# Spiele unter Linux!



## Linux_Interessent (10. Dezember 2004)

Erstmal Hallo! 
 Ich bin neu hier und habe mich bisher noch nicht mit Linux befasst, also macht mich bitte nicht gleich fertig wenn ich eventuell für euch logische oder doofe Fragen stelle. 
 Ich überlege zur Zeit, da ich mein System nach Weihnachte mit einem neuen AMD Athlon 64 bestücken werde und eh formatieren muss, ob ich den Versuch starte und Linux ausprobiere. Meine Frage nun: 
 Da ich mein System hauptsächlich für das Online Spielen benutze würde ich gerne wissen, ob es leicht verständlich ist sie zu installieren und ob sie flüssig spielbar sind.
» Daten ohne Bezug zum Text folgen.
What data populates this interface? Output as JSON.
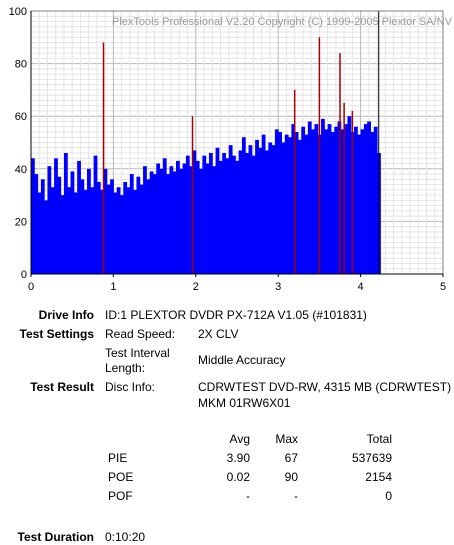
{
  "chart_data": {
    "type": "bar",
    "watermark": "PlexTools Professional V2.20 Copyright (C) 1999-2005 Plextor SA/NV",
    "xlim": [
      0,
      5
    ],
    "ylim": [
      0,
      100
    ],
    "x_ticks": [
      "0",
      "1",
      "2",
      "3",
      "4",
      "5"
    ],
    "y_ticks": [
      "0",
      "20",
      "40",
      "60",
      "80",
      "100"
    ],
    "grid": true,
    "series": [
      {
        "kind": "bars",
        "color": "#0000ff",
        "description": "PIE per position (blue bars)",
        "x": [
          0.0,
          0.04,
          0.08,
          0.12,
          0.16,
          0.2,
          0.24,
          0.28,
          0.32,
          0.36,
          0.4,
          0.44,
          0.48,
          0.52,
          0.56,
          0.6,
          0.64,
          0.68,
          0.72,
          0.76,
          0.8,
          0.84,
          0.88,
          0.92,
          0.96,
          1.0,
          1.04,
          1.08,
          1.12,
          1.16,
          1.2,
          1.24,
          1.28,
          1.32,
          1.36,
          1.4,
          1.44,
          1.48,
          1.52,
          1.56,
          1.6,
          1.64,
          1.68,
          1.72,
          1.76,
          1.8,
          1.84,
          1.88,
          1.92,
          1.96,
          2.0,
          2.04,
          2.08,
          2.12,
          2.16,
          2.2,
          2.24,
          2.28,
          2.32,
          2.36,
          2.4,
          2.44,
          2.48,
          2.52,
          2.56,
          2.6,
          2.64,
          2.68,
          2.72,
          2.76,
          2.8,
          2.84,
          2.88,
          2.92,
          2.96,
          3.0,
          3.04,
          3.08,
          3.12,
          3.16,
          3.2,
          3.24,
          3.28,
          3.32,
          3.36,
          3.4,
          3.44,
          3.48,
          3.52,
          3.56,
          3.6,
          3.64,
          3.68,
          3.72,
          3.76,
          3.8,
          3.84,
          3.88,
          3.92,
          3.96,
          4.0,
          4.04,
          4.08,
          4.12,
          4.16,
          4.2
        ],
        "values": [
          44,
          38,
          31,
          36,
          28,
          41,
          33,
          44,
          37,
          30,
          46,
          33,
          39,
          31,
          43,
          36,
          32,
          40,
          33,
          45,
          35,
          32,
          40,
          34,
          36,
          31,
          33,
          30,
          35,
          33,
          38,
          32,
          37,
          34,
          41,
          36,
          39,
          38,
          42,
          40,
          44,
          38,
          41,
          39,
          43,
          40,
          42,
          45,
          41,
          47,
          43,
          40,
          45,
          42,
          46,
          41,
          48,
          43,
          46,
          44,
          49,
          45,
          43,
          47,
          52,
          46,
          49,
          45,
          51,
          48,
          53,
          47,
          50,
          49,
          55,
          54,
          50,
          53,
          52,
          57,
          54,
          51,
          56,
          53,
          58,
          55,
          57,
          53,
          59,
          55,
          57,
          54,
          56,
          58,
          55,
          57,
          60,
          54,
          56,
          53,
          55,
          57,
          58,
          54,
          56,
          46
        ]
      },
      {
        "kind": "lines",
        "color": "#a00000",
        "description": "POE spikes (red lines)",
        "x": [
          0.88,
          1.96,
          3.2,
          3.5,
          3.75,
          3.8,
          3.9
        ],
        "values": [
          88,
          60,
          70,
          90,
          84,
          65,
          62
        ]
      }
    ],
    "marker": {
      "x": 4.22,
      "color": "#000000"
    }
  },
  "info": {
    "drive_label": "Drive Info",
    "drive_value": "ID:1 PLEXTOR DVDR PX-712A V1.05 (#101831)",
    "settings_label": "Test Settings",
    "read_speed_label": "Read Speed:",
    "read_speed_value": "2X CLV",
    "interval_label_1": "Test Interval",
    "interval_label_2": "Length:",
    "interval_value": "Middle Accuracy",
    "result_label": "Test Result",
    "disc_info_label": "Disc Info:",
    "disc_info_line1": "CDRWTEST DVD-RW, 4315 MB (CDRWTEST)",
    "disc_info_line2": "MKM 01RW6X01",
    "duration_label": "Test Duration",
    "duration_value": "0:10:20"
  },
  "stats": {
    "headers": [
      "Avg",
      "Max",
      "Total"
    ],
    "rows": [
      {
        "name": "PIE",
        "avg": "3.90",
        "max": "67",
        "total": "537639"
      },
      {
        "name": "POE",
        "avg": "0.02",
        "max": "90",
        "total": "2154"
      },
      {
        "name": "POF",
        "avg": "-",
        "max": "-",
        "total": "0"
      }
    ]
  }
}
Die Seite Holarse habe ich schon besucht und ich habe mir bereits den Index durchgesehen. Es sind nicht sehr viele Spiele meines Erachtens. 
  Ich spiele hauptsächlich:
  Call of Duty (Auch im Clan, also das wichtigste)
  Counter-strike (Steam)
  NFSU2
  CS:Source (Steam)
  HL2 (Steam)
  Und natürlich immer mal Spiele die gerade neu erscheinen. 
  Empfehlt ihr mir, als Vielspieler nun bei Windoof XP Prof. zu bleiben oder sagt ihr es wäre einen Versuch wert?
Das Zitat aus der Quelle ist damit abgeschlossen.